I feel like in the last twelve months Chris and I have had our share of trials.
My dad passed away, our daughter and nephew were diagnosed with Type 1 diabetes within two months of each other, and Chris’s mom is currently battling stage 4 cancer.
Yesterday, we didn’t receive the news we wanted for Chris’s mom. The HIPEC surgery they were hopeful she could have this summer is no longer an option. There was cancer spread to the small intestine, so that surgery is out.
The doctors are coming up with a new game plan on how to fight this horrible disease and we are ready to fight this cancer with her! We are trusting God to get us all through this.
As we got this news yesterday, I couldn’t help but wonder “why?”
I know I have blogged about that question before and sometimes life throws so much, it’s hard to wonder what is the reasoning behind everything.
I’m then reminded of 2 Corinthians 1:3-4:
“Praise be to the God and Father of our Lord Jesus Christ, the Father of compassion and the God of all comfort, who comforts us in all our troubles, so that we can comfort those in any trouble with the comfort we ourselves receive from God.”

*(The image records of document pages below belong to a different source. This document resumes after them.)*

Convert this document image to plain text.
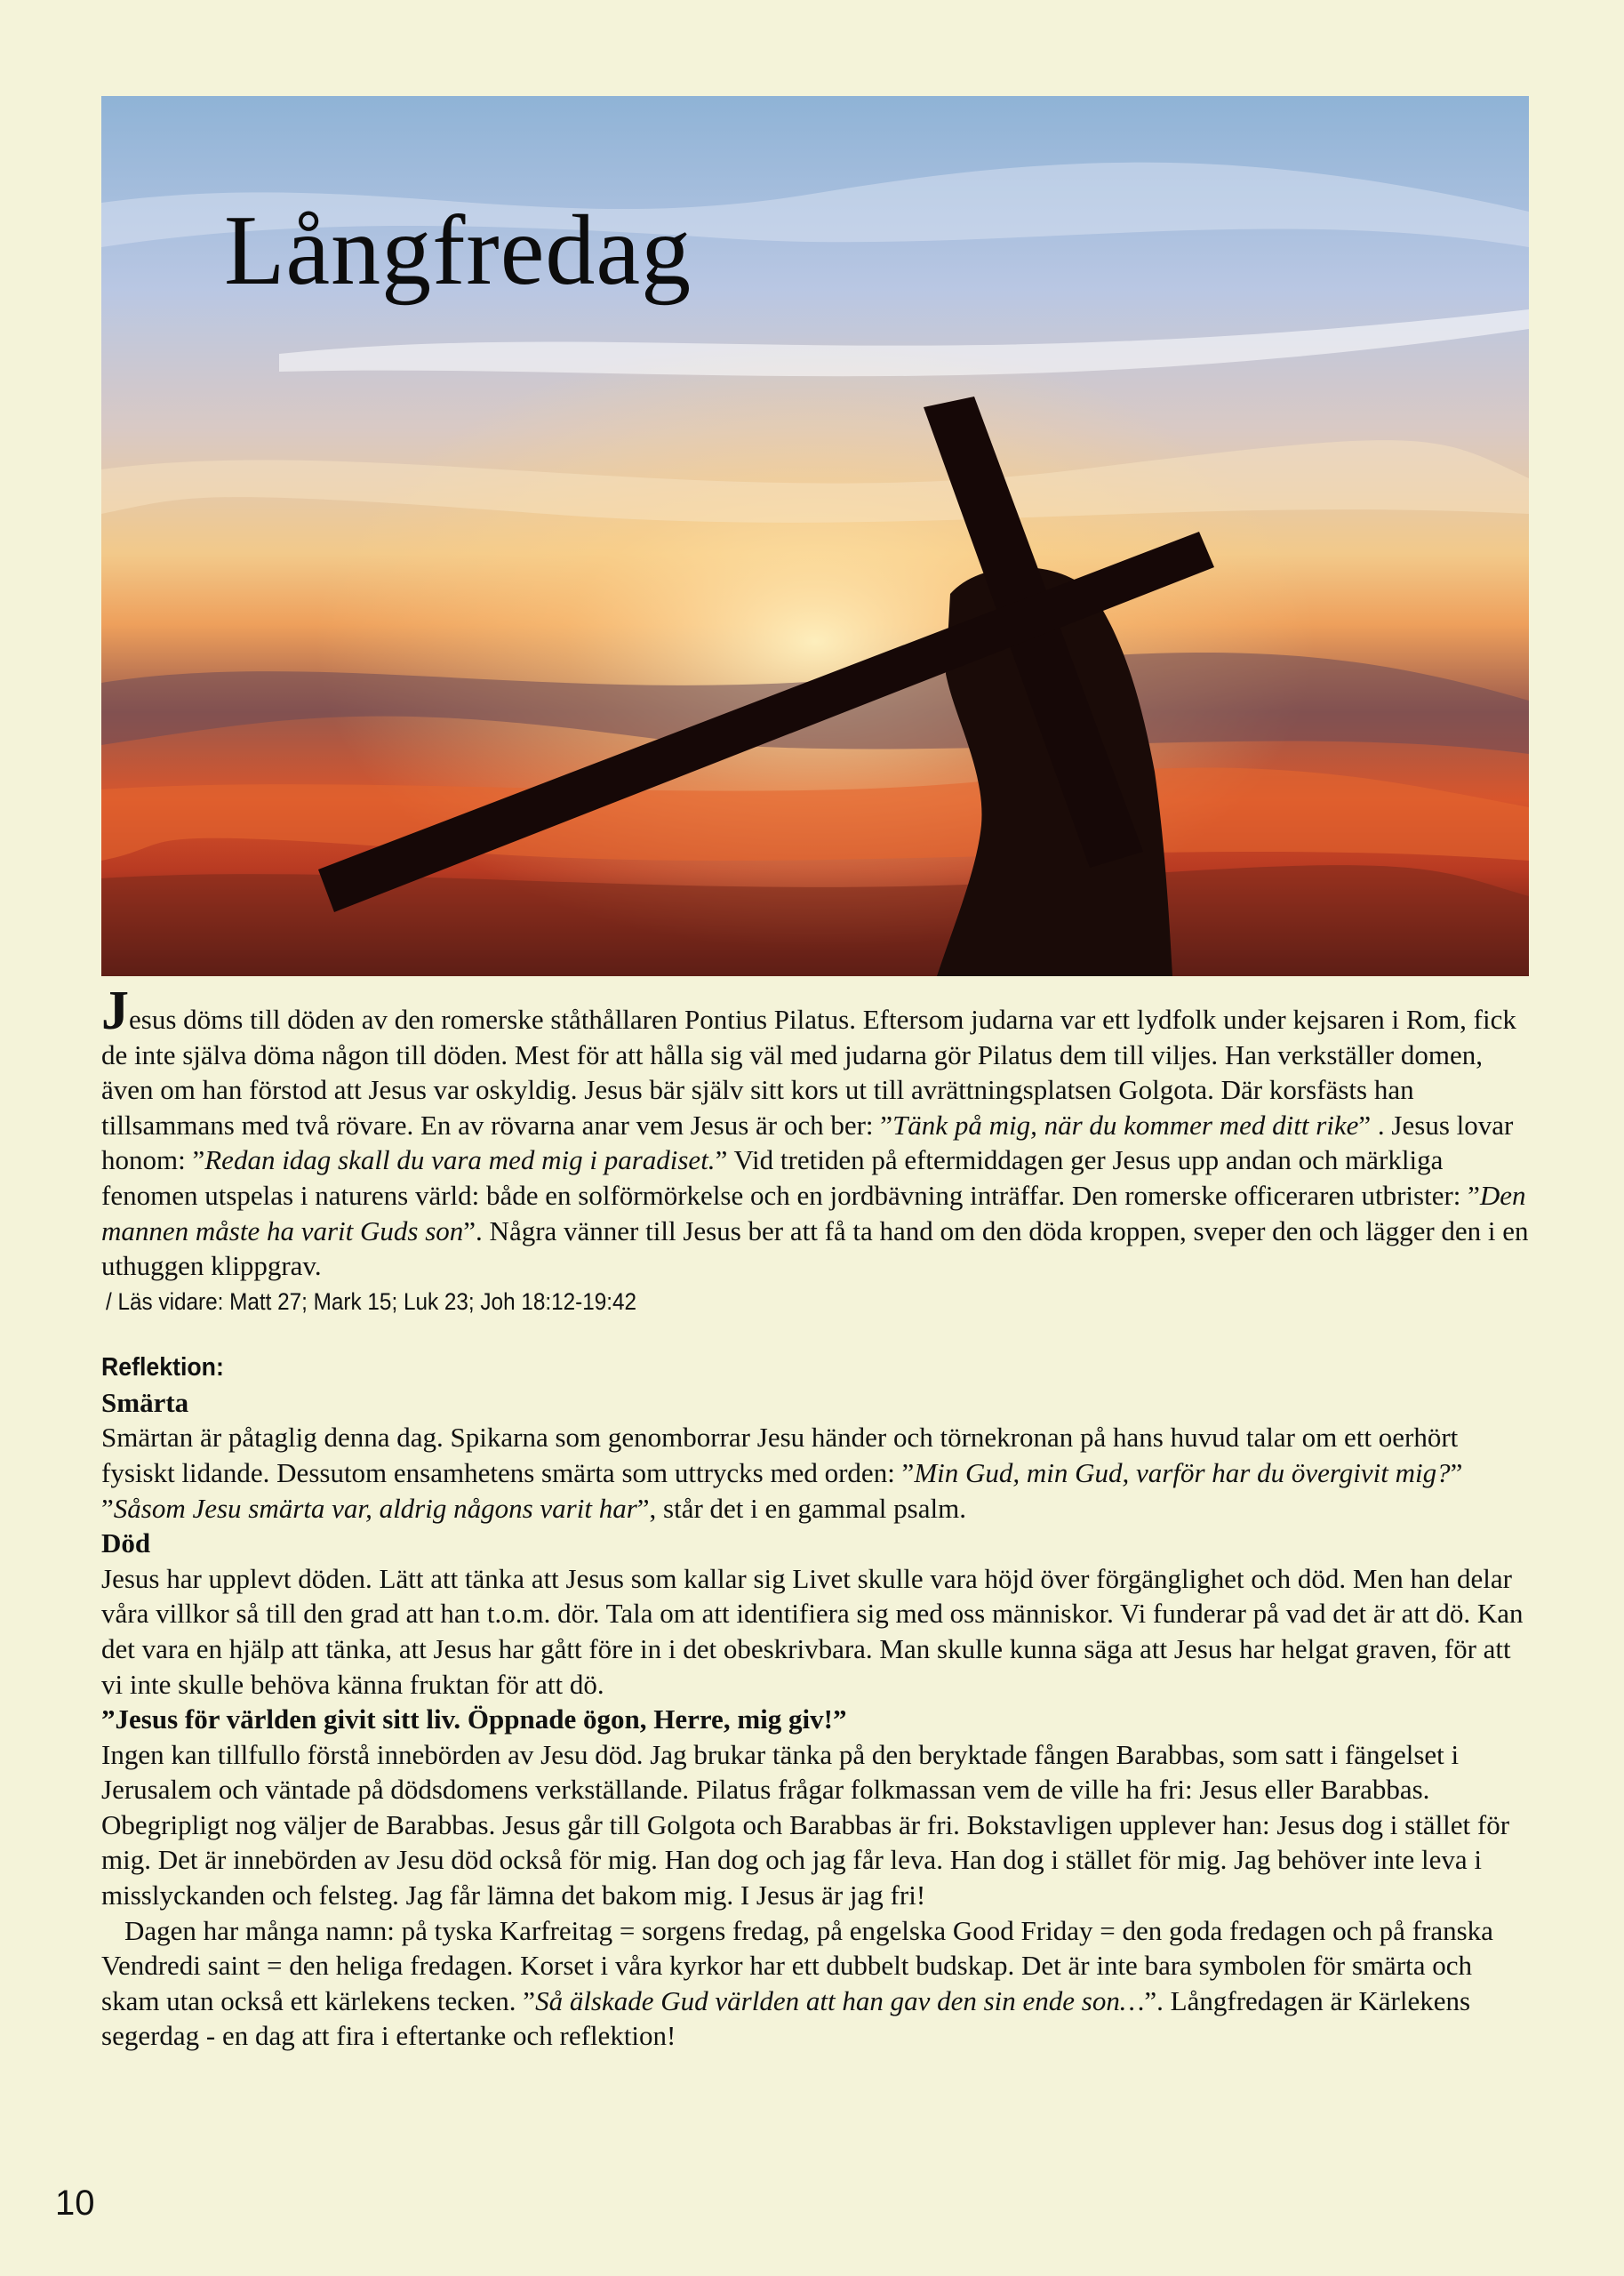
Långfredag

Jesus döms till döden av den romerske ståthållaren Pontius Pilatus. Eftersom judarna var ett lydfolk under kejsaren i Rom, fick de inte själva döma någon till döden. Mest för att hålla sig väl med judarna gör Pilatus dem till viljes. Han verkställer domen, även om han förstod att Jesus var oskyldig. Jesus bär själv sitt kors ut till avrättningsplatsen Golgota. Där korsfästs han tillsammans med två rövare. En av rövarna anar vem Jesus är och ber: ”Tänk på mig, när du kommer med ditt rike” . Jesus lovar honom: ”Redan idag skall du vara med mig i paradiset.” Vid tretiden på eftermiddagen ger Jesus upp andan och märkliga fenomen utspelas i naturens värld: både en solförmörkelse och en jordbävning inträffar. Den romerske officeraren utbrister: ”Den mannen måste ha varit Guds son”. Några vänner till Jesus ber att få ta hand om den döda kroppen, sveper den och lägger den i en uthuggen klippgrav.

/ Läs vidare: Matt 27; Mark 15; Luk 23; Joh 18:12-19:42

Reflektion:

Smärta

Smärtan är påtaglig denna dag. Spikarna som genomborrar Jesu händer och törnekronan på hans huvud talar om ett oerhört fysiskt lidande. Dessutom ensamhetens smärta som uttrycks med orden: ”Min Gud, min Gud, varför har du övergivit mig?” ”Såsom Jesu smärta var, aldrig någons varit har”, står det i en gammal psalm.

Död

Jesus har upplevt döden. Lätt att tänka att Jesus som kallar sig Livet skulle vara höjd över förgänglighet och död. Men han delar våra villkor så till den grad att han t.o.m. dör. Tala om att identifiera sig med oss människor. Vi funderar på vad det är att dö. Kan det vara en hjälp att tänka, att Jesus har gått före in i det obeskrivbara. Man skulle kunna säga att Jesus har helgat graven, för att vi inte skulle behöva känna fruktan för att dö.

”Jesus för världen givit sitt liv. Öppnade ögon, Herre, mig giv!”

Ingen kan tillfullo förstå innebörden av Jesu död. Jag brukar tänka på den beryktade fången Barabbas, som satt i fängelset i Jerusalem och väntade på dödsdomens verkställande. Pilatus frågar folkmassan vem de ville ha fri: Jesus eller Barabbas. Obegripligt nog väljer de Barabbas. Jesus går till Golgota och Barabbas är fri. Bokstavligen upplever han: Jesus dog i stället för mig. Det är innebörden av Jesu död också för mig. Han dog och jag får leva. Han dog i stället för mig. Jag behöver inte leva i misslyckanden och felsteg. Jag får lämna det bakom mig. I Jesus är jag fri!

Dagen har många namn: på tyska Karfreitag = sorgens fredag, på engelska Good Friday = den goda fredagen och på franska Vendredi saint = den heliga fredagen. Korset i våra kyrkor har ett dubbelt budskap. Det är inte bara symbolen för smärta och skam utan också ett kärlekens tecken. ”Så älskade Gud världen att han gav den sin ende son…”. Långfredagen är Kärlekens segerdag - en dag att fira i eftertanke och reflektion!

10
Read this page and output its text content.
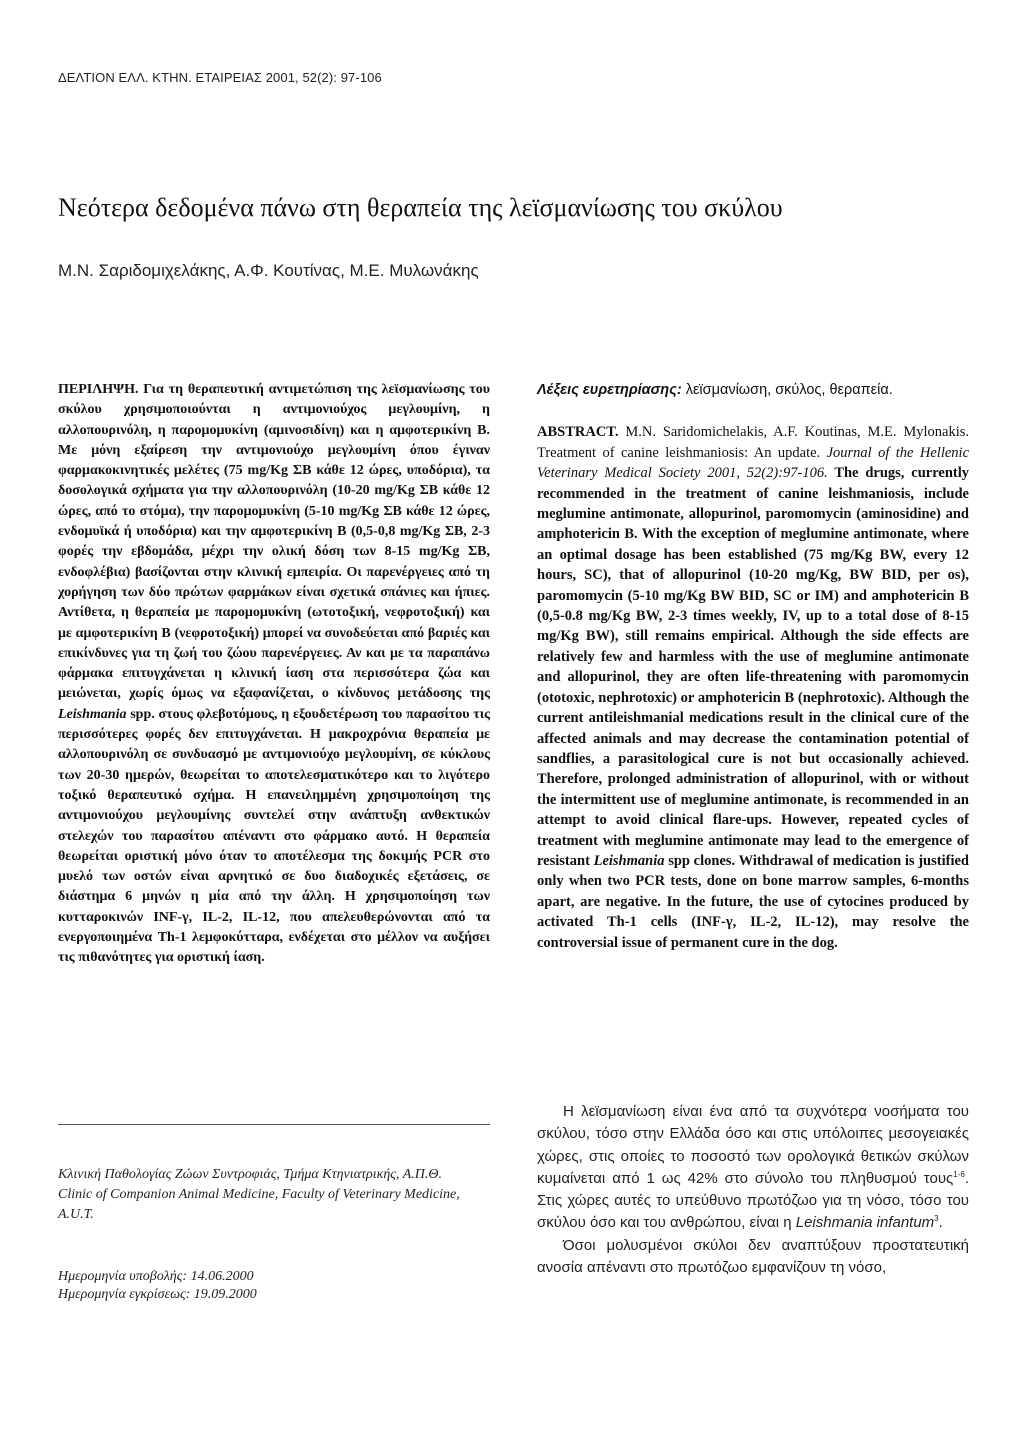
ΔΕΛΤΙΟΝ ΕΛΛ. ΚΤΗΝ. ΕΤΑΙΡΕΙΑΣ 2001, 52(2): 97-106
Νεότερα δεδομένα πάνω στη θεραπεία της λεϊσμανίωσης του σκύλου
Μ.Ν. Σαριδομιχελάκης, Α.Φ. Κουτίνας, Μ.Ε. Μυλωνάκης

ΠΕΡΙΛΗΨΗ. Για τη θεραπευτική αντιμετώπιση της λεϊσμανίωσης του σκύλου χρησιμοποιούνται η αντιμονιούχος μεγλουμίνη, η αλλοπουρινόλη, η παρομομυκίνη (αμινοσιδίνη) και η αμφοτερικίνη Β. Με μόνη εξαίρεση την αντιμονιούχο μεγλουμίνη όπου έγιναν φαρμακοκινητικές μελέτες (75 mg/Kg ΣΒ κάθε 12 ώρες, υποδόρια), τα δοσολογικά σχήματα για την αλλοπουρινόλη (10-20 mg/Kg ΣΒ κάθε 12 ώρες, από το στόμα), την παρομομυκίνη (5-10 mg/Kg ΣΒ κάθε 12 ώρες, ενδομυϊκά ή υποδόρια) και την αμφοτερικίνη Β (0,5-0,8 mg/Kg ΣΒ, 2-3 φορές την εβδομάδα, μέχρι την ολική δόση των 8-15 mg/Kg ΣΒ, ενδοφλέβια) βασίζονται στην κλινική εμπειρία. Οι παρενέργειες από τη χορήγηση των δύο πρώτων φαρμάκων είναι σχετικά σπάνιες και ήπιες. Αντίθετα, η θεραπεία με παρομομυκίνη (ωτοτοξική, νεφροτοξική) και με αμφοτερικίνη Β (νεφροτοξική) μπορεί να συνοδεύεται από βαριές και επικίνδυνες για τη ζωή του ζώου παρενέργειες. Αν και με τα παραπάνω φάρμακα επιτυγχάνεται η κλινική ίαση στα περισσότερα ζώα και μειώνεται, χωρίς όμως να εξαφανίζεται, ο κίνδυνος μετάδοσης της Leishmania spp. στους φλεβοτόμους, η εξουδετέρωση του παρασίτου τις περισσότερες φορές δεν επιτυγχάνεται. Η μακροχρόνια θεραπεία με αλλοπουρινόλη σε συνδυασμό με αντιμονιούχο μεγλουμίνη, σε κύκλους των 20-30 ημερών, θεωρείται το αποτελεσματικότερο και το λιγότερο τοξικό θεραπευτικό σχήμα. Η επανειλημμένη χρησιμοποίηση της αντιμονιούχου μεγλουμίνης συντελεί στην ανάπτυξη ανθεκτικών στελεχών του παρασίτου απέναντι στο φάρμακο αυτό. Η θεραπεία θεωρείται οριστική μόνο όταν το αποτέλεσμα της δοκιμής PCR στο μυελό των οστών είναι αρνητικό σε δυο διαδοχικές εξετάσεις, σε διάστημα 6 μηνών η μία από την άλλη. Η χρησιμοποίηση των κυτταροκινών INF-γ, IL-2, IL-12, που απελευθερώνονται από τα ενεργοποιημένα Th-1 λεμφοκύτταρα, ενδέχεται στο μέλλον να αυξήσει τις πιθανότητες για οριστική ίαση.

Λέξεις ευρετηρίασης: λεϊσμανίωση, σκύλος, θεραπεία.

ABSTRACT. M.N. Saridomichelakis, A.F. Koutinas, M.E. Mylonakis. Treatment of canine leishmaniosis: An update. Journal of the Hellenic Veterinary Medical Society 2001, 52(2):97-106. The drugs, currently recommended in the treatment of canine leishmaniosis, include meglumine antimonate, allopurinol, paromomycin (aminosidine) and amphotericin B. With the exception of meglumine antimonate, where an optimal dosage has been established (75 mg/Kg BW, every 12 hours, SC), that of allopurinol (10-20 mg/Kg, BW BID, per os), paromomycin (5-10 mg/Kg BW BID, SC or IM) and amphotericin B (0,5-0.8 mg/Kg BW, 2-3 times weekly, IV, up to a total dose of 8-15 mg/Kg BW), still remains empirical. Although the side effects are relatively few and harmless with the use of meglumine antimonate and allopurinol, they are often life-threatening with paromomycin (ototoxic, nephrotoxic) or amphotericin B (nephrotoxic). Although the current antileishmanial medications result in the clinical cure of the affected animals and may decrease the contamination potential of sandflies, a parasitological cure is not but occasionally achieved. Therefore, prolonged administration of allopurinol, with or without the intermittent use of meglumine antimonate, is recommended in an attempt to avoid clinical flare-ups. However, repeated cycles of treatment with meglumine antimonate may lead to the emergence of resistant Leishmania spp clones. Withdrawal of medication is justified only when two PCR tests, done on bone marrow samples, 6-months apart, are negative. In the future, the use of cytocines produced by activated Th-1 cells (INF-γ, IL-2, IL-12), may resolve the controversial issue of permanent cure in the dog.

Κλινική Παθολογίας Ζώων Συντροφιάς, Τμήμα Κτηνιατρικής, Α.Π.Θ.

Clinic of Companion Animal Medicine, Faculty of Veterinary Medicine, A.U.T.

Ημερομηνία υποβολής: 14.06.2000

Ημερομηνία εγκρίσεως: 19.09.2000

Η λεϊσμανίωση είναι ένα από τα συχνότερα νοσήματα του σκύλου, τόσο στην Ελλάδα όσο και στις υπόλοιπες μεσογειακές χώρες, στις οποίες το ποσοστό των ορολογικά θετικών σκύλων κυμαίνεται από 1 ως 42% στο σύνολο του πληθυσμού τους$^{1-6}$. Στις χώρες αυτές το υπεύθυνο πρωτόζωο για τη νόσο, τόσο του σκύλου όσο και του ανθρώπου, είναι η Leishmania infantum$^3$.

Όσοι μολυσμένοι σκύλοι δεν αναπτύξουν προστατευτική ανοσία απέναντι στο πρωτόζωο εμφανίζουν τη νόσο,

I know the Lord feels for me and I know that there is purpose in my suffering when I realize my experiences will serve as comforts to others going through similar trials.
I’m thankful as a Christian, I will never have to suffer without Christ’s comfort.
Also, maybe going through trials is what makes us stronger and closer to God in the end.
I know I am learning to pray and talk with God like never before.
When I miss my dad, I find myself praying to God telling him everything I would long to tell my dad.
When I just can’t stand to watch Elizabeth give herself another shot or I run to the grocery store for a few minutes and Liz calls me with a low blood sugar of 39 and she’s scared, I can’t help but feel mad/sad/confused/angry.
But it’s in those moments, I cling to God’s promise found in Psalms 56:3: “When I am afraid, I put my trust in You.”
I have used this verse many times before since my dad left it to my sister in his Bible, but it is so powerful and one I repeat to myself almost daily!
No mater what life throws at me, I am going to genuinely smile and face each trial head on! I won’t let the devil steal my joy and will always turn to God in my life.
Maybe you are going through a hard time right now. Maybe you have never went through a hard time, but you will remember what I am saying when you do.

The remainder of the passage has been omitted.